Football’s governing bodies; UEFA and FIFA have identified this as a problem and have introduced measures to prevent over spending from some of the world’s biggest clubs, called “Financial Fair Play”. According to UEFA’s official website, any club who has a €5M deficit over a three year period are subject to nine penalties each growing in severity depending on the offence. These include:
- Deduction of points
- Withholding of revenues from a UEFA competition
- Prohibition on registering new players in UEFA competitions
- Restriction on the number of players that a club may register for participation in UEFA competitions, including a financial limit on the overall aggregate cost of the employee benefits expenses of players registered on the A-list for the purposes of UEFA club competitions
- Disqualification from competitions in progress and/or exclusion from future competitions
- Withdrawal of a title or award
In recent times, PSG and Manchester City have been prosecuted, with each club fined €60M, €40M suspended. Squad reduced to 21 players. Transfer spending restrictions and two-year squad salary restrictions.
However in today’s world, fining a club €20M means very little. After PSG spending nearly a quarter of a billion euro on the Brazilian, Neymar, will the PSG hierarchy really care about a small €20M fine? I highly doubt it. The point of the Financial Fair Play (FFP) programme is to stop clubs living beyond their means and to keep the market constant and fair to all clubs. The transfer market is spiralling out of control.

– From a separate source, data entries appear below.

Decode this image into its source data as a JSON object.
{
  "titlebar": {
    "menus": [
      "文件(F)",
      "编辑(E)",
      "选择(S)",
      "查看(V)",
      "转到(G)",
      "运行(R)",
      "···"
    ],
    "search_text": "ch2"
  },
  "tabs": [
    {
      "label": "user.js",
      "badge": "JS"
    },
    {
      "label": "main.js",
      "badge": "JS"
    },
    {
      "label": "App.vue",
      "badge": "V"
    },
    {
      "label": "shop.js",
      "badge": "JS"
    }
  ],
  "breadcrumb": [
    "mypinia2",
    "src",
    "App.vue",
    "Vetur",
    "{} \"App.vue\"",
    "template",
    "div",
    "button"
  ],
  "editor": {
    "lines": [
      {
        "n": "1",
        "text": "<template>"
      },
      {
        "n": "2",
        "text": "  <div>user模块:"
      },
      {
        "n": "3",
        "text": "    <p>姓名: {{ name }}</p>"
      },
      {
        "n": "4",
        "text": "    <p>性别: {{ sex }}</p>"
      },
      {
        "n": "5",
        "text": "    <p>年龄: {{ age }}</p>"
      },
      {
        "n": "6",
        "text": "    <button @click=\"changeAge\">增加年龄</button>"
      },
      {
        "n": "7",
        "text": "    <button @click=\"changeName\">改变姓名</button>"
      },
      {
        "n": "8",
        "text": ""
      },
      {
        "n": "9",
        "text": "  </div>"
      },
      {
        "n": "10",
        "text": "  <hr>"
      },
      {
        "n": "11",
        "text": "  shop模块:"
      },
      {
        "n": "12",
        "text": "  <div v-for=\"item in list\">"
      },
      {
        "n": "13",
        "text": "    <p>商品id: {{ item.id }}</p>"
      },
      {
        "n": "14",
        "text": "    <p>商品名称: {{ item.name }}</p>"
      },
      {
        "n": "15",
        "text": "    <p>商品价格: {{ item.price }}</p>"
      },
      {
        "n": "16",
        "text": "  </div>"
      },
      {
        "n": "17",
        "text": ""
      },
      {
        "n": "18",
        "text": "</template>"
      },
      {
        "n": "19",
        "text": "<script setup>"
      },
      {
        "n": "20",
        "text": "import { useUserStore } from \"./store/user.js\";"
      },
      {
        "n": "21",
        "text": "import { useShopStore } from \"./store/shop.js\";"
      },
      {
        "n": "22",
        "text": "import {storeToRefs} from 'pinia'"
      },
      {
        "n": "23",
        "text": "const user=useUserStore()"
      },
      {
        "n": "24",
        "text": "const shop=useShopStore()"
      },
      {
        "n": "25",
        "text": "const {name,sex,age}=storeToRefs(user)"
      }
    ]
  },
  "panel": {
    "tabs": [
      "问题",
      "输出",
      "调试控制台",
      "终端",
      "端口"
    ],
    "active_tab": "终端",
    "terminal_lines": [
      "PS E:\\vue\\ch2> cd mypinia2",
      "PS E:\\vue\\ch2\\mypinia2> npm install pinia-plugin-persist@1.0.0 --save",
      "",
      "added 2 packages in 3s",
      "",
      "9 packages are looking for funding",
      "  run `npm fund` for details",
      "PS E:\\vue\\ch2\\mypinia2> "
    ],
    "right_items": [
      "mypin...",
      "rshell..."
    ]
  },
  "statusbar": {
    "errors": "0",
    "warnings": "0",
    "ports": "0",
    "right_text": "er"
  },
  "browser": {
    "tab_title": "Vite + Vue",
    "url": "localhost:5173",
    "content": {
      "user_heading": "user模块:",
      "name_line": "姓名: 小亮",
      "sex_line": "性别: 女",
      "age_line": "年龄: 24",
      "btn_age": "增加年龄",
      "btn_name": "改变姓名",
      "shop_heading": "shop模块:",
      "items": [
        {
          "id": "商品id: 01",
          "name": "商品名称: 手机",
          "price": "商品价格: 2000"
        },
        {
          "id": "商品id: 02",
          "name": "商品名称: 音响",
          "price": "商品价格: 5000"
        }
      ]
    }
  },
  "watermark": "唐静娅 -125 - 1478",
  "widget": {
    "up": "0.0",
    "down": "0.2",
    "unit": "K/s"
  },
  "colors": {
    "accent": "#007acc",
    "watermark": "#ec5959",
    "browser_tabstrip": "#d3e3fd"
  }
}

At the time of writing this article, PSG are in the news once again regarding the transfer of Kylian Mbappé from AS Monaco. The 18 year old Frenchman is regarded as one of the brightest talents in the game and has been dubbed “The New Ronaldo”.
The fee is reported to be around £166M as he will initially join on a season-long loan with the obligation to buy him next summer. The reason for the initial loan is so that PSG will avoid breaking FFP regulations as they have already spent beyond their means with the Neymar transfer. Technically, the fee will only be paid next summer, giving the Paris giant’s time to re-coup some of the money spent by selling fringe and unwanted players, therefore balancing the books to please UEFA.
Even if PSG are reprimanded, they will not be bothered in the slightest as they will have beaten the likes of Real Madrid and Manchester City to the signing of the highly rated French striker and that is worth more than any potential punishment from UEFA.
The question is, will UEFA have the stomach to impose stronger restrictions on this type of spending or will the market continue to spiral until money is meaningless and just a figure on a piece of paper?